From the above relationship, we are able to write one of the levels in terms of the others for each of the categorical variables. For example, $\mathbf{a}_{1}=\mathbf{1}-\mathbf{a}_{2}-\mathbf{a}_{3}-\mathbf{a}_{4}$ . This means we are able to provide an alternative span for each categorical variable:

\mathcal{A}=\mathrm{span}(\mathbf{1},\mathbf{a}_{2},\mathbf{a}_{3},\mathbf{a}_% {4}),\quad\mathcal{B}=\mathrm{span}(\mathbf{1},\mathbf{b}_{2}),\quad\mathcal{C% }=\mathrm{span}(\mathbf{1},\mathbf{c}_{2}).

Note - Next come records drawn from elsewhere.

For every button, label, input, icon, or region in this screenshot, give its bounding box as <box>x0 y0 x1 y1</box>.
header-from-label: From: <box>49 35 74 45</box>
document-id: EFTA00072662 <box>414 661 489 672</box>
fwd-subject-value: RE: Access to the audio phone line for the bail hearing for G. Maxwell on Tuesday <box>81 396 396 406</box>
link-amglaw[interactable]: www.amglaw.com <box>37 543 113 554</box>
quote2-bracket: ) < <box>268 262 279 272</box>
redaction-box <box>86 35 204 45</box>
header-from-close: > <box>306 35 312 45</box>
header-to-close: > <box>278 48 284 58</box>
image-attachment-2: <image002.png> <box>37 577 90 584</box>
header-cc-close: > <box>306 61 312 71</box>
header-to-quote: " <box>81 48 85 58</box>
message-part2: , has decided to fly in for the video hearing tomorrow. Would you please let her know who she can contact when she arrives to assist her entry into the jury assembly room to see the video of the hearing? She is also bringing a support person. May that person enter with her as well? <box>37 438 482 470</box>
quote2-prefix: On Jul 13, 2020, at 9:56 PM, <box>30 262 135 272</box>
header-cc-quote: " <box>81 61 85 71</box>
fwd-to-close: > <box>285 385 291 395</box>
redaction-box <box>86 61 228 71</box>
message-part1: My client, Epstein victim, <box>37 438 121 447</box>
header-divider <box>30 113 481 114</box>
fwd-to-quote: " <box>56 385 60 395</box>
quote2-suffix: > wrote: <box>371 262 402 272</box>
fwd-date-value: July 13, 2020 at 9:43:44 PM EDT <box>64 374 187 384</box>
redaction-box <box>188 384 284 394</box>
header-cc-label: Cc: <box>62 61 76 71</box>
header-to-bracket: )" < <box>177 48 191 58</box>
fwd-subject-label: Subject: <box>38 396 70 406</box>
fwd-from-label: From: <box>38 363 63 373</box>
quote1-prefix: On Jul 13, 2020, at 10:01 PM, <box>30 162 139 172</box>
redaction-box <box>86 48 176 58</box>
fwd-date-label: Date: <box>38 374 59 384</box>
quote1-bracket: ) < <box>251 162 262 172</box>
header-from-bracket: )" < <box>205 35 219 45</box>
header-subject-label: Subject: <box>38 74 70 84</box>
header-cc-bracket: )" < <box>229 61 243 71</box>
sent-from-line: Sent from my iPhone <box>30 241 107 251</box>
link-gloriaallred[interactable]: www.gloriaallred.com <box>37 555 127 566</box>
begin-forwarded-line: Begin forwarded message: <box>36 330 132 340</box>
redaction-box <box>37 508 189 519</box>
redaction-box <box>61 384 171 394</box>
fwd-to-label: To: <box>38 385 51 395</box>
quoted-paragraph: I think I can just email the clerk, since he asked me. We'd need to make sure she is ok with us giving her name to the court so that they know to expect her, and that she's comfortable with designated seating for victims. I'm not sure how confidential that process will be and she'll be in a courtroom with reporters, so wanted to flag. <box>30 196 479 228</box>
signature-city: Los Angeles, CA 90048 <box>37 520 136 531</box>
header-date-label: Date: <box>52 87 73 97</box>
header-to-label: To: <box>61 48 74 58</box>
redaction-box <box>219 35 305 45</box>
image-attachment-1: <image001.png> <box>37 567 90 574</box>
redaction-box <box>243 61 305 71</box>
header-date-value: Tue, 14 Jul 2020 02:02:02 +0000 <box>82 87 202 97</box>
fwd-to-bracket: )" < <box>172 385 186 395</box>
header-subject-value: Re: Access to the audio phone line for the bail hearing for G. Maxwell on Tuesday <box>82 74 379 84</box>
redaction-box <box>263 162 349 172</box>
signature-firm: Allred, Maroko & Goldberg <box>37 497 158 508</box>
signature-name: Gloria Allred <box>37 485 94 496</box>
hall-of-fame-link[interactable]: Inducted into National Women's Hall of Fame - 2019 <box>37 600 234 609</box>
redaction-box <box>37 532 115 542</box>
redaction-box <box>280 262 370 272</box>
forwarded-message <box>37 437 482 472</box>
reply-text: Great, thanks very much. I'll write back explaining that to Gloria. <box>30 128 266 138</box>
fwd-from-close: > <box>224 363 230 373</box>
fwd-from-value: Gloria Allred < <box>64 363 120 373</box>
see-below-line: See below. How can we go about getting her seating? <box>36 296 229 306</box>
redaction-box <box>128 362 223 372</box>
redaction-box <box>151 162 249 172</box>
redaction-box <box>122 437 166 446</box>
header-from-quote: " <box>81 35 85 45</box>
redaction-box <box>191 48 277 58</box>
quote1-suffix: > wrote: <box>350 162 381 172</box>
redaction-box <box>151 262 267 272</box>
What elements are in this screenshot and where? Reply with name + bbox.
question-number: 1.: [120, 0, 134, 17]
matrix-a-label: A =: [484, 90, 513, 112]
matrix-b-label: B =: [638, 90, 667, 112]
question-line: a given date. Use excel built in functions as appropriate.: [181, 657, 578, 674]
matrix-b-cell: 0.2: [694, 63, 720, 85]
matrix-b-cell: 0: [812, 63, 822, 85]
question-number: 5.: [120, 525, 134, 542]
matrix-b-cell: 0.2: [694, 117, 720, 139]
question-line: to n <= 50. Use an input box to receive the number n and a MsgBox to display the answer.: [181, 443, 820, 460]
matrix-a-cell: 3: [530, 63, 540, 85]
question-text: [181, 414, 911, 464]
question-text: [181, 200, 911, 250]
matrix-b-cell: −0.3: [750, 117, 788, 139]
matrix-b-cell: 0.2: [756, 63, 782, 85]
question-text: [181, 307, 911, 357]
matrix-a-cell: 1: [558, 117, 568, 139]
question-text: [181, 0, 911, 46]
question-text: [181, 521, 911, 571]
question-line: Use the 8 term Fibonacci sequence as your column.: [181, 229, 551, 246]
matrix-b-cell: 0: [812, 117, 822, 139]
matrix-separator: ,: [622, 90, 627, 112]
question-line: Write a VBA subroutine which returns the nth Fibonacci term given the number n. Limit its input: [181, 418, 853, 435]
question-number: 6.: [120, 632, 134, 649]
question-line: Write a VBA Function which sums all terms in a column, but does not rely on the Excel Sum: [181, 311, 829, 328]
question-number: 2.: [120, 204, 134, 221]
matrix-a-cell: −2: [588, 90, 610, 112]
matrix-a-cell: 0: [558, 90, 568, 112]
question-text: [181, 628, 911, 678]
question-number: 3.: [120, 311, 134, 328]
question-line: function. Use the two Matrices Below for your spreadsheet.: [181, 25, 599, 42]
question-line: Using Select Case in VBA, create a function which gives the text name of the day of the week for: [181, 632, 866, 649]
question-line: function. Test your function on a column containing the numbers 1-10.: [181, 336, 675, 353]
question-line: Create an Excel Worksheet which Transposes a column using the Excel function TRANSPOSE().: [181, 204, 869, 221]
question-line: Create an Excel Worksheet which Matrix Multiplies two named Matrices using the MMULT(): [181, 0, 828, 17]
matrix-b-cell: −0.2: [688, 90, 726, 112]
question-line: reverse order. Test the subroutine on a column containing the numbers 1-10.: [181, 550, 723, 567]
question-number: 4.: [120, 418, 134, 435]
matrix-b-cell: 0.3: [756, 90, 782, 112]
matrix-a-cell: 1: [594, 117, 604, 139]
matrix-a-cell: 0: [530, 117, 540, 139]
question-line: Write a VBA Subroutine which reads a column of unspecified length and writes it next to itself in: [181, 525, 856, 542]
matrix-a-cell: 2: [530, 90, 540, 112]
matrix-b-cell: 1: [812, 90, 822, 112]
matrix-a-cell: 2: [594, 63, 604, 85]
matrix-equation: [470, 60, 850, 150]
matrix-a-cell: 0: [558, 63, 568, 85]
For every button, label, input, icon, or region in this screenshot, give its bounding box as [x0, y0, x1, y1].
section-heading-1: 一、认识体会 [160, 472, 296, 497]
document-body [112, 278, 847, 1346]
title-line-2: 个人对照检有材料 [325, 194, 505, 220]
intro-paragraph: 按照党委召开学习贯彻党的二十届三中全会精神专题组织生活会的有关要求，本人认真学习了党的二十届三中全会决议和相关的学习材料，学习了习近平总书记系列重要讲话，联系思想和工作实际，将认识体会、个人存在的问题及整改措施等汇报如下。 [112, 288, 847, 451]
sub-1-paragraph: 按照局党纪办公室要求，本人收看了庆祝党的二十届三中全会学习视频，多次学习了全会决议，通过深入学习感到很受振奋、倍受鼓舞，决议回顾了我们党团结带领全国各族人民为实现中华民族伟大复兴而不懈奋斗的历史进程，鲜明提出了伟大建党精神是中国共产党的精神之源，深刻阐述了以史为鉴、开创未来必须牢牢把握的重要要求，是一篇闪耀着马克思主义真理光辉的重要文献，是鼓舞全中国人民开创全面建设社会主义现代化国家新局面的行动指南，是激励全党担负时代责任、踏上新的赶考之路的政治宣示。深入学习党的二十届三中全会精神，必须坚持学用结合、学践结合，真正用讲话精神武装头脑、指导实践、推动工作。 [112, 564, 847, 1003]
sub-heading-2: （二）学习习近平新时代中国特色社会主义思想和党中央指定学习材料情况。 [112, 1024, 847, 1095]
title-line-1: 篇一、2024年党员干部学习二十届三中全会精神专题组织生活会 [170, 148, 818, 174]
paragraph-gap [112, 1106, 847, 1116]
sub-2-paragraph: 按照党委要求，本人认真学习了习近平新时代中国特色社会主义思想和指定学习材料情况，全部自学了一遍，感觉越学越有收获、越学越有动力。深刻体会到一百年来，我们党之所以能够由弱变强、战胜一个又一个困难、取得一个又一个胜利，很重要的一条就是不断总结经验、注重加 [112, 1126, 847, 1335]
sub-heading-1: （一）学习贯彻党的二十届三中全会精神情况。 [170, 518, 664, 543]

The linear predictor $\boldsymbol{\eta}$ is therefore an element of the space spanned by the sum of these subspaces:

\boldsymbol{\eta}\in\mathcal{A}+\mathcal{B}+\mathcal{C}=\mathrm{span}(\mathbf{% 1},\mathbf{a}_{2},\mathbf{a}_{3},\mathbf{a}_{4},\mathbf{b}_{2},\mathbf{c}_{2}).

These indicator vectors are linearly independent and so provide an ideal basis for defining the design matrix. For the example above, the design matrix is:

X=\left[\begin{array}[]{rrcccl}\mathbf{1}&\mathbf{a}_{2}&\mathbf{a}_{3}&% \mathbf{a}_{4}&\mathbf{b}_{2}&\mathbf{c}_{2}\\ \hline 1&1&0&0&1&0\\ 1&0&0&0&1&1\\ 1&0&0&0&1&0\\ 1&1&0&0&0&1\\ 1&0&0&1&0&0\\ 1&0&1&0&0&1\\ \end{array}\right]

Exercise 6.50
The linear predictor corresponding to the design matrix $X$ is

\boldsymbol{\eta}=\beta_{0}+\beta_{1}\mathbf{a}_{2}+\beta_{2}\mathbf{a}_{3}+% \beta_{3}\mathbf{a}_{4}+\beta_{4}\mathbf{b}_{2}+\beta_{5}\mathbf{c}_{2}.

Explain the meaning of each co-efficient.